Pacific Media Watch
Pacific Media Watch contributing editor Josephine Latu has been signed on to become one of 18 mentors in a pilot programme launched this week by Tonga’s Women and Children Crisis Centre.
The inaugural I-YEL program will run over a period of 12 months and will aim to encourage, prepare and challenge young people to be advocates for human rights with a special focus on women and children’s rights, social justice, gender equality and the overall goal of promoting the elimination of violence against women and children.
As part of the I-YEL’s Ta’okete (big sister) Mentoring scheme, 18 young women from the ages of 18-35 will each be paired up with another “inspiring female leader”, who can provide one-on-one mentoring and coaching in the career path the girls wish to follow.
PMW’s Josephine Latu has been paired with deputy editor of the Taimi 'o Tonga, Telesia Adams.
‘Shocking’ domestic violence
Adams started work with the Taimi as a court reporter in 2006, where she was “shocked” at the number of domestic abuse cases against women and children in Tonga.
“I reported their stories making use of the power I have as a journalist to let their voices be heard… In the back of my head there's the question what more can I do?”she said.

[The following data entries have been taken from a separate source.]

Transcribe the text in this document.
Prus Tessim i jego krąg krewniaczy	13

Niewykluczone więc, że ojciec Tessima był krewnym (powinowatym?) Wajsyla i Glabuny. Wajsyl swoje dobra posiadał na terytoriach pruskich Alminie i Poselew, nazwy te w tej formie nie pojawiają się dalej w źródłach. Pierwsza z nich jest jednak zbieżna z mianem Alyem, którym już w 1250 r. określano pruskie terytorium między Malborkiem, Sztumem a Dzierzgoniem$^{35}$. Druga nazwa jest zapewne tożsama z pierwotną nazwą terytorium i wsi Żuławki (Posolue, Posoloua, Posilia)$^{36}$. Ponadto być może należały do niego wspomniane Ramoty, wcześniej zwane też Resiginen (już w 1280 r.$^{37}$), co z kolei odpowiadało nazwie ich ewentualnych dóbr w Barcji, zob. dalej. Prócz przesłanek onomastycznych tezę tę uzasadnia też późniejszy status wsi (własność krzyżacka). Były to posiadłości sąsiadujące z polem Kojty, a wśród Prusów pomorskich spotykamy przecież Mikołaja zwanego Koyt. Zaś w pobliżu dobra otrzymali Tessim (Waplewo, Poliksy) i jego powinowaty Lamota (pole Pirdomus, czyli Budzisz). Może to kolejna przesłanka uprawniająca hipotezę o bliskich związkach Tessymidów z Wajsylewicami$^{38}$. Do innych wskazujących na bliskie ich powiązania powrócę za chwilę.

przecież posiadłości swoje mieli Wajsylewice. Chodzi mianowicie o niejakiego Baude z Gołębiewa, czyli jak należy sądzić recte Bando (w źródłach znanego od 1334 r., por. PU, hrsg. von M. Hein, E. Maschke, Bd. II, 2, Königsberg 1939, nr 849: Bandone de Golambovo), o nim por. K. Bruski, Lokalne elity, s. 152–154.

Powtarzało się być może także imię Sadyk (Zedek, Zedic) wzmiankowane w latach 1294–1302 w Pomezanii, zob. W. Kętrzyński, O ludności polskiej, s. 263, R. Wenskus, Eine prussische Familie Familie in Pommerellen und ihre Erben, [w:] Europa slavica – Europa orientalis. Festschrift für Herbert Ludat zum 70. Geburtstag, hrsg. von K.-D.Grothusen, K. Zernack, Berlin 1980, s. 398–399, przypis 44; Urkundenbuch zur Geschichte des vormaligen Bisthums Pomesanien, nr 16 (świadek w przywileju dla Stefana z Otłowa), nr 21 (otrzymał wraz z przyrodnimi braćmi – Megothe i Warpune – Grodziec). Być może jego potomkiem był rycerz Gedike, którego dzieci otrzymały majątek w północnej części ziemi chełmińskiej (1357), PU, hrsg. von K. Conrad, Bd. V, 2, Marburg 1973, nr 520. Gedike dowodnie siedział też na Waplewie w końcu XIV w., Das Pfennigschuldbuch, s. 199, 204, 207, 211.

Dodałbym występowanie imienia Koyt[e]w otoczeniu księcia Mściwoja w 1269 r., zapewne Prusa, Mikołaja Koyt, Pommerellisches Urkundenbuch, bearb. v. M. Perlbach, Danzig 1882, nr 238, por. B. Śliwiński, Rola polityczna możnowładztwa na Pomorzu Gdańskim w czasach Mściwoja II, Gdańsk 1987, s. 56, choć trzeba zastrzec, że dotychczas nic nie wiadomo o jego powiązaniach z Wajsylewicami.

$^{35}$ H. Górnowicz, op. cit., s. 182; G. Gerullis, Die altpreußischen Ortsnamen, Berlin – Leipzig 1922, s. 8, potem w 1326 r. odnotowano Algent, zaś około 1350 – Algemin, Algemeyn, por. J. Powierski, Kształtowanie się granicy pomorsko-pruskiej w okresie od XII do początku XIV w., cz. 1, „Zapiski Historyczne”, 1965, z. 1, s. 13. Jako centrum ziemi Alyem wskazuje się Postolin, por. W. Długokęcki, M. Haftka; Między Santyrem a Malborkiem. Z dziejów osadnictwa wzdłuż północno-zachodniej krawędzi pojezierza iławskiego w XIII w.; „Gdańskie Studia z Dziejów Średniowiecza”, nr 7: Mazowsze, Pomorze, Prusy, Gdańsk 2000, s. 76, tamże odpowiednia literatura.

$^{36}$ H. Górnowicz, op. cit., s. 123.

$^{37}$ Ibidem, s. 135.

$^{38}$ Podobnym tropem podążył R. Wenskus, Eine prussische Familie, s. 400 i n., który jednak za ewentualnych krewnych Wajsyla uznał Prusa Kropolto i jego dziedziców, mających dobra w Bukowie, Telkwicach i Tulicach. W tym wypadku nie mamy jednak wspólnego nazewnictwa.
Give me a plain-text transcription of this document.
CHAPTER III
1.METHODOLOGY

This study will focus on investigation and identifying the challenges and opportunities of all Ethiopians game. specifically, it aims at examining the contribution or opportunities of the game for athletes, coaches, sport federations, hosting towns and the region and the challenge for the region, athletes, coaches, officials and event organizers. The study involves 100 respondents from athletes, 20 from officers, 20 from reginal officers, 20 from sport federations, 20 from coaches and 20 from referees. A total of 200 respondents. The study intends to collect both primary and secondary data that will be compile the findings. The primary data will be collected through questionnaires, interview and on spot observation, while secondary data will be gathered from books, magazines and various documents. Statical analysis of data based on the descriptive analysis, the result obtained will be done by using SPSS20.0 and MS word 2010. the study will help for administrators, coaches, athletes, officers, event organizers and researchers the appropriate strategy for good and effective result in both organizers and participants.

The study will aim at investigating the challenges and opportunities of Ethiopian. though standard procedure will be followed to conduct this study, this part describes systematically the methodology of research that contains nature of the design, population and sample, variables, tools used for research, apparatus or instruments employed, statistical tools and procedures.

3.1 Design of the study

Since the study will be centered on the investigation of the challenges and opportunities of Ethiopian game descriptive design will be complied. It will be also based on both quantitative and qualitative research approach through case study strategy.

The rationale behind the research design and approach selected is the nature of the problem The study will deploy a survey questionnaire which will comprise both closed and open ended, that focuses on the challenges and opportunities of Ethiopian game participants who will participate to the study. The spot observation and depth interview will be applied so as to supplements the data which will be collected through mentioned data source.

She then signed up for the I-YEL programme to expand her background on human rights issues.
Adams said that Tongan media is “dominated” by women, and people are becoming used to seeing young women in the profession.
Director of the WCCC, ‘Ofa-Ki-Levuka Guttenbeil-Likiliki said “through leadership development, career exploration and vision-setting, we hope that the I-YEL 2010-2011 in-take will be equipped with the appropriate skills to make wiser decisions – decisions that will help them live a life free from violence and abuse and to promote gender equality throughout Tonga.”
Other mentors include veteran broadcaster Katalina Tohi, NZ award-winning poet and writer Karlo Mila Schaaf who will be mentoring her partner online, Koe Kakai editor and political activist Mele Amanaki, human rights activist Betty Blake, and Tonga National Youth Congress director Vanessa Lolohea.